From Monday, Sept. 9, through Wednesday, Sept. 11., the Texas LODD has been hosting training, which serves as a school where they cover honor guard funeral planning, preparation and etiquette.
Monday was the honor guard presentation, where Taylor Fire Department Engineer Matt Whisenant went over things like basic commands, steps and formations.
“If you’re honoring someone, it doesn’t matter who’s in the crowd,” Whisenant told the trainees. “You’re honoring who’s fallen”
The trainees consist of men and women from city departments such as fire, police and even military from all over the state of Texas.
Cris Martinez is a sergeant that is apart of the Texas Alcohol and Beverage Commission (TABC). While the TABC has only been apart of honor guard training for a year, he said he feels a responsibility to represent Texas.
“As an agency, we represent all the people who we work for,” he said. We represent the people of Texas.”
The TABC, which has been around since 1935, sent 10 people to participate in the Honor Guard Academy.
Their group leader Roger Devine said the TABC doing honor guard has changed the face of their agency.
“I think our current leadership [is the change],” he said. “They have more of a strong military background and I think it gave TABC a big push to have the honor guard in place.
Whisenant says the classes are to help the trainees build skills new skills.
“We’ve got people from all types of regions of the state,” he said. “Today [Monday] is when we go over movements.”

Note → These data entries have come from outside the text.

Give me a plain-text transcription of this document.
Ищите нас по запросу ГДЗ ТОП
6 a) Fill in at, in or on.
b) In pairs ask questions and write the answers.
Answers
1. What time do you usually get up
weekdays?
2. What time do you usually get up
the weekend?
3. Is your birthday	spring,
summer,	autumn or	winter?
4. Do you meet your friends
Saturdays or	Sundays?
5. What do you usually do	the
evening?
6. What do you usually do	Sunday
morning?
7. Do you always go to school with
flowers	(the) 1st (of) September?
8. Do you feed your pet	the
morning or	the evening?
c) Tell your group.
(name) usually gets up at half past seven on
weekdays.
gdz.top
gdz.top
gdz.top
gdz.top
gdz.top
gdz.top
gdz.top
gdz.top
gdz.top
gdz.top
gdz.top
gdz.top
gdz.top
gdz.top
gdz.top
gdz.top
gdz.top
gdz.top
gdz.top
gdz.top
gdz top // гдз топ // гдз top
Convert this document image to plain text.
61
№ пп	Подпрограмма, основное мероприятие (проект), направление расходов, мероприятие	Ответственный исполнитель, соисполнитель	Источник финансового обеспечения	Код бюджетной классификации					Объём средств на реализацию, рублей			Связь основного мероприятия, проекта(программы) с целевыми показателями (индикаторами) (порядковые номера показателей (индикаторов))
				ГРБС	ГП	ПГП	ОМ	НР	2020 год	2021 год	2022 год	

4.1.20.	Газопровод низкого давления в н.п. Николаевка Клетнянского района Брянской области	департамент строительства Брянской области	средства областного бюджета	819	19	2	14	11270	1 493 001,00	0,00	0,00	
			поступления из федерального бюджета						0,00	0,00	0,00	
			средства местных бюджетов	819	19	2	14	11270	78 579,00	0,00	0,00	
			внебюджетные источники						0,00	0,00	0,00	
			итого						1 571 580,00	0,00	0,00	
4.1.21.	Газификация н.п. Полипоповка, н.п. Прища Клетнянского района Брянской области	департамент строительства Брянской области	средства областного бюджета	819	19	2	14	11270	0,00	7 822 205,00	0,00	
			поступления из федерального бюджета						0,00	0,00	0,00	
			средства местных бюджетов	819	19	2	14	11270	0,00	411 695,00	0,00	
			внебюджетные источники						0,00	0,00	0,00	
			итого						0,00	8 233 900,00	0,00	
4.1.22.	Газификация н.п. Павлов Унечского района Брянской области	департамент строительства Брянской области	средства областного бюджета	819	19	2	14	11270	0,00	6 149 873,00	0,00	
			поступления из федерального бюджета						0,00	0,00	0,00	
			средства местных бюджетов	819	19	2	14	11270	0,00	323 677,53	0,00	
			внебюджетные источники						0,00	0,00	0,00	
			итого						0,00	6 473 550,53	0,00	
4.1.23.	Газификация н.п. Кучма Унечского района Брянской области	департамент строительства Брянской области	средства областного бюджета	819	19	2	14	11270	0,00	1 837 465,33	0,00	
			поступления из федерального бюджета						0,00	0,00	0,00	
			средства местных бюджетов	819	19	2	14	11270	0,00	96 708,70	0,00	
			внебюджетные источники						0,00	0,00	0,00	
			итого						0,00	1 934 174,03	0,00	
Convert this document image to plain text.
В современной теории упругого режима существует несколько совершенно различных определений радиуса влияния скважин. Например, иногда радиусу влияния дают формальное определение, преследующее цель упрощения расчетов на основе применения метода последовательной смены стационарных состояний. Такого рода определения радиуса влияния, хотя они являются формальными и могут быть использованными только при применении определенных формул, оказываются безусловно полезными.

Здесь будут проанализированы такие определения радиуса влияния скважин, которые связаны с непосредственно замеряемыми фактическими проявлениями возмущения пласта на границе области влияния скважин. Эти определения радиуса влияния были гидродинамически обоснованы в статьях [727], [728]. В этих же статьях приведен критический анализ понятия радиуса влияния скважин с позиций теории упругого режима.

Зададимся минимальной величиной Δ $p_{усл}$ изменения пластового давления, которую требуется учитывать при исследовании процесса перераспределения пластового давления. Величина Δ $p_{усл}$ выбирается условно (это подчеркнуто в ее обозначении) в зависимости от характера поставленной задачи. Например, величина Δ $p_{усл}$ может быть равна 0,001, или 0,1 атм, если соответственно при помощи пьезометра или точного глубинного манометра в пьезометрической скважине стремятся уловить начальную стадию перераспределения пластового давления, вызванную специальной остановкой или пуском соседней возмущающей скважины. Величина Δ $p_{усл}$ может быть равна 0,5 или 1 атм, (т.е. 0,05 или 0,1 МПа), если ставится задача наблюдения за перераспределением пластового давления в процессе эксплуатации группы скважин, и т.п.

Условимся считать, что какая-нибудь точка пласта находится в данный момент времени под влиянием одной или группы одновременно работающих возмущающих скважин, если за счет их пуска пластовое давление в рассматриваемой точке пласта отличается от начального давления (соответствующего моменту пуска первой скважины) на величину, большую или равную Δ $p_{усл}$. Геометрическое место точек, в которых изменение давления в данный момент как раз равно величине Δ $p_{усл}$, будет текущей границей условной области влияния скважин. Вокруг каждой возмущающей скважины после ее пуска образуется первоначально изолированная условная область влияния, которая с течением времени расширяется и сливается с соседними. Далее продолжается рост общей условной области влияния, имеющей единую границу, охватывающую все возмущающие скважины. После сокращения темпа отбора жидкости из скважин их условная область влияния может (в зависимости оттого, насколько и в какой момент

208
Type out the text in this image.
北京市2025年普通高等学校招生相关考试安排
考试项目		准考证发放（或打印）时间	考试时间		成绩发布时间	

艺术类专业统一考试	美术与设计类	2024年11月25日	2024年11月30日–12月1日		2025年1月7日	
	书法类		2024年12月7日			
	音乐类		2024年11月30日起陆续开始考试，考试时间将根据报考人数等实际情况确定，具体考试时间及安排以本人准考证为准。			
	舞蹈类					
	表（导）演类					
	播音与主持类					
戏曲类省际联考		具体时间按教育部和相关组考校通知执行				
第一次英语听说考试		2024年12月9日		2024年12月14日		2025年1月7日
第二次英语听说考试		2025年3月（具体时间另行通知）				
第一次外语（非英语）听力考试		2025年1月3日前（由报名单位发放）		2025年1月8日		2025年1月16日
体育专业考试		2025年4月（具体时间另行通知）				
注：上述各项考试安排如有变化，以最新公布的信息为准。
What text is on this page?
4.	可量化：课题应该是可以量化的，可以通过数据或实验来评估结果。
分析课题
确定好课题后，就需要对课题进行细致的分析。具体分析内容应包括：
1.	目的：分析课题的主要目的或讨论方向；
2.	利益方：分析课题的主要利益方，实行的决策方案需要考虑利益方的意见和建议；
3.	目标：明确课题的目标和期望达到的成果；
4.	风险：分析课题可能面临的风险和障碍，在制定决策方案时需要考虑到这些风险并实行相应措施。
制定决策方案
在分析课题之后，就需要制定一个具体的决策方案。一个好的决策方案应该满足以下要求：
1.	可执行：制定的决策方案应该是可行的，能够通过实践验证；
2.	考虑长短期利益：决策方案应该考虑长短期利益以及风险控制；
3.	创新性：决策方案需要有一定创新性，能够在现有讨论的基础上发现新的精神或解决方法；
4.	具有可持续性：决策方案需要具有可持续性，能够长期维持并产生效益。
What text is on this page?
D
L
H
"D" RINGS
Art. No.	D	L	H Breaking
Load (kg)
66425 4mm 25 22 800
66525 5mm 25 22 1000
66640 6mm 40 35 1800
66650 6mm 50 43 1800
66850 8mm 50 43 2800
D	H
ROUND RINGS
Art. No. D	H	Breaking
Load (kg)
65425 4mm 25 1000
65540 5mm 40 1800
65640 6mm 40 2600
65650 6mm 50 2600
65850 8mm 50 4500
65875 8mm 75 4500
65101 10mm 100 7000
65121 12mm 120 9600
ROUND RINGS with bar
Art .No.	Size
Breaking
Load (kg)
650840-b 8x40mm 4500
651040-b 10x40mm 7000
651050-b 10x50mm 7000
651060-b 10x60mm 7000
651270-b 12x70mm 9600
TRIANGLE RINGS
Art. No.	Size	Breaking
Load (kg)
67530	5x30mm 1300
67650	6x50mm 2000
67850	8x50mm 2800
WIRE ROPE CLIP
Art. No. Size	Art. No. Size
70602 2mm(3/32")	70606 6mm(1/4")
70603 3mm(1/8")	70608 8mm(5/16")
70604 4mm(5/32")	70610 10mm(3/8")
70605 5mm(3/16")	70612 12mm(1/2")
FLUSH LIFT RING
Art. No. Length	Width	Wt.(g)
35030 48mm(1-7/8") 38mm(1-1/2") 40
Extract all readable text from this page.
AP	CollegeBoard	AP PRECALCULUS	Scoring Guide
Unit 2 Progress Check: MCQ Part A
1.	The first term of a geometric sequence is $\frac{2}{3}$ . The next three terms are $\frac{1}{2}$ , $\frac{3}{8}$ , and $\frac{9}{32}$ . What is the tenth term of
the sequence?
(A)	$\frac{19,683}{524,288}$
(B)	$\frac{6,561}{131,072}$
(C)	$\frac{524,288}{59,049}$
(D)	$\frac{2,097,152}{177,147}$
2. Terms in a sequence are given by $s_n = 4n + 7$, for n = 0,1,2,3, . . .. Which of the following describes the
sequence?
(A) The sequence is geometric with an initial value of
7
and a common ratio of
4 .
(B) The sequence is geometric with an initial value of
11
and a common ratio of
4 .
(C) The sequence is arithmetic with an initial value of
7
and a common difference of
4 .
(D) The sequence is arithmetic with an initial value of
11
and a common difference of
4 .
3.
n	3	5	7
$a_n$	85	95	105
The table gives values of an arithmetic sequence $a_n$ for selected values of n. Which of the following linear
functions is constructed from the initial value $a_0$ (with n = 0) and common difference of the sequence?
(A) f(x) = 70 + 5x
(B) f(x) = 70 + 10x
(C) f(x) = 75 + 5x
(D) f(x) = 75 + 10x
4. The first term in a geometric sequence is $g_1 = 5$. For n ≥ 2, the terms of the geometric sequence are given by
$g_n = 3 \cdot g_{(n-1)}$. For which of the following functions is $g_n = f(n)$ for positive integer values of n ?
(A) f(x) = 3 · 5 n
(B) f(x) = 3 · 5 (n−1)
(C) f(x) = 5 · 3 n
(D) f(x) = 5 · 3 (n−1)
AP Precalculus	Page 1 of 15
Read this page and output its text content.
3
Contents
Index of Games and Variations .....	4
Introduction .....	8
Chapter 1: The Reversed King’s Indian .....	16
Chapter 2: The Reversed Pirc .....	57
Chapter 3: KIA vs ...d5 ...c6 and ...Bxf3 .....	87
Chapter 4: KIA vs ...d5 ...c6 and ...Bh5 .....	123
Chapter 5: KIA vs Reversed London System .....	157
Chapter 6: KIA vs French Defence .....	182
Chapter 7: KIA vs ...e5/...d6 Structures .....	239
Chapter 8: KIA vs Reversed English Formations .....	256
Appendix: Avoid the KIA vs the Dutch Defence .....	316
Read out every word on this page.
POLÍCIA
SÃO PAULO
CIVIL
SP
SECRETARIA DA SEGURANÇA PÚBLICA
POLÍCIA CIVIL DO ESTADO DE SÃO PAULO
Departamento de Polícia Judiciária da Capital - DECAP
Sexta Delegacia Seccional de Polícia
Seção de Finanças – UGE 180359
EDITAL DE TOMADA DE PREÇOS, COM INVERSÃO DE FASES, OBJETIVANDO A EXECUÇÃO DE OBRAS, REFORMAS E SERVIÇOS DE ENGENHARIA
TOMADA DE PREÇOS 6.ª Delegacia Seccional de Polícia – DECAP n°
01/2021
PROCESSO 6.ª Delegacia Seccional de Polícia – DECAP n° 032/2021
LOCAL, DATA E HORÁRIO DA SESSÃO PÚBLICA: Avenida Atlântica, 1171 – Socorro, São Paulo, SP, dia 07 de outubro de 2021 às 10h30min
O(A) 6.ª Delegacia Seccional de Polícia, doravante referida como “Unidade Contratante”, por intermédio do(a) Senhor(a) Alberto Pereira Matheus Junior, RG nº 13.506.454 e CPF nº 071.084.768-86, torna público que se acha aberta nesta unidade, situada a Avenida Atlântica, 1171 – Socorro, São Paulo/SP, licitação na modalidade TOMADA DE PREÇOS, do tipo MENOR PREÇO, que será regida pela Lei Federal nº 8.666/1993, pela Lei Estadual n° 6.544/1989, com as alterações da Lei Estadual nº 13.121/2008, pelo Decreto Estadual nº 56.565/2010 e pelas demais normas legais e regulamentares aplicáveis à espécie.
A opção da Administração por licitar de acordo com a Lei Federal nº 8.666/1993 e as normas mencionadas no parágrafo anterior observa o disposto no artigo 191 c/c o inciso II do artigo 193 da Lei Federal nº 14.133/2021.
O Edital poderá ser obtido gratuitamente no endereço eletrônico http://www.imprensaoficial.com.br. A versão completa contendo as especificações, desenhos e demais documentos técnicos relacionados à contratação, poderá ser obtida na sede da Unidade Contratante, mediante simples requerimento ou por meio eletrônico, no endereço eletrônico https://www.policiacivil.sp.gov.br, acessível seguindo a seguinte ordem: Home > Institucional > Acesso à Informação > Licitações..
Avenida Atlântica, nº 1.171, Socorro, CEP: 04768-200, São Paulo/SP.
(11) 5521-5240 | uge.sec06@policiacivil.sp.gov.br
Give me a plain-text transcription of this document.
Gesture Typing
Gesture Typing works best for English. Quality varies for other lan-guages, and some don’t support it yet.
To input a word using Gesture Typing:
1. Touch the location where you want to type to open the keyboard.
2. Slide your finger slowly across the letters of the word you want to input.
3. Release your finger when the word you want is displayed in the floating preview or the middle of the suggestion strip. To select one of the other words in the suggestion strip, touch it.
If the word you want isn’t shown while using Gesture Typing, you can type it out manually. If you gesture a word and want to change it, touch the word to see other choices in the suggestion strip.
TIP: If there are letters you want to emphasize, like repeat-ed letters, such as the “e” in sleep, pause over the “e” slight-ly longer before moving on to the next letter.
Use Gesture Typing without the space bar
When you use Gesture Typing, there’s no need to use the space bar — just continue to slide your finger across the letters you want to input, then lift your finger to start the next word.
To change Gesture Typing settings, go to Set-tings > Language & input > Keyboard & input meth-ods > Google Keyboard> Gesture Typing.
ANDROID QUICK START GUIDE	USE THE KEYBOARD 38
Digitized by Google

Tuesday is the day trainees learn marching and flags. On Wednesday, the trainees participate in a mock line of duty death funeral, where they go through the motions of planning and executing a line of duty death funeral.
The trainees will also march in the Patriot Day presentation held Wednesday, Sept. 11. Whisenant said he thinks it helps the trainees become more focused.
“I think it helps more with their level of commitment and overall involvement,” he said. “I think it ignites a passion in them and makes them thankful they could [honor the fallen] in front of their community.”
On Thursday, the participants will undergo a final test, where they will be tested on all the learned skills over the week. Once they pass that test, they will be apart of graduation.
CEO of the Texas LODD Wendy Norris started the organization in 1999 after a life-threating injury while working in the fire department. The organization started as a ministry geared around service.
That service became of dire need two years later on the day of Sept.11, 2001. After going on rides with the first responders months before that day, she was called to help with grieving services after the tragic events.
“Thirteen of the first responders I worked with died that day,” she said. “I think what the trainees will take away will be being apart of the event [that will honor those fallen].”
The Texas LODD honors their 20th anniversary this year. With those years, come changes and while Norris’ involvement has stretched to national emergencies, such as the El Paso shooting and even the explosion in West in 2013, she still believes the start of her organization was through divine intervention.
“When I went through that injury, I wondered, ‘why did I live’,” she said. “I should have and it would have been [financially] easier and easier on my [fire unit]. But my story has helped me be able to help those affected by line of duty deaths, families and [state institutions].”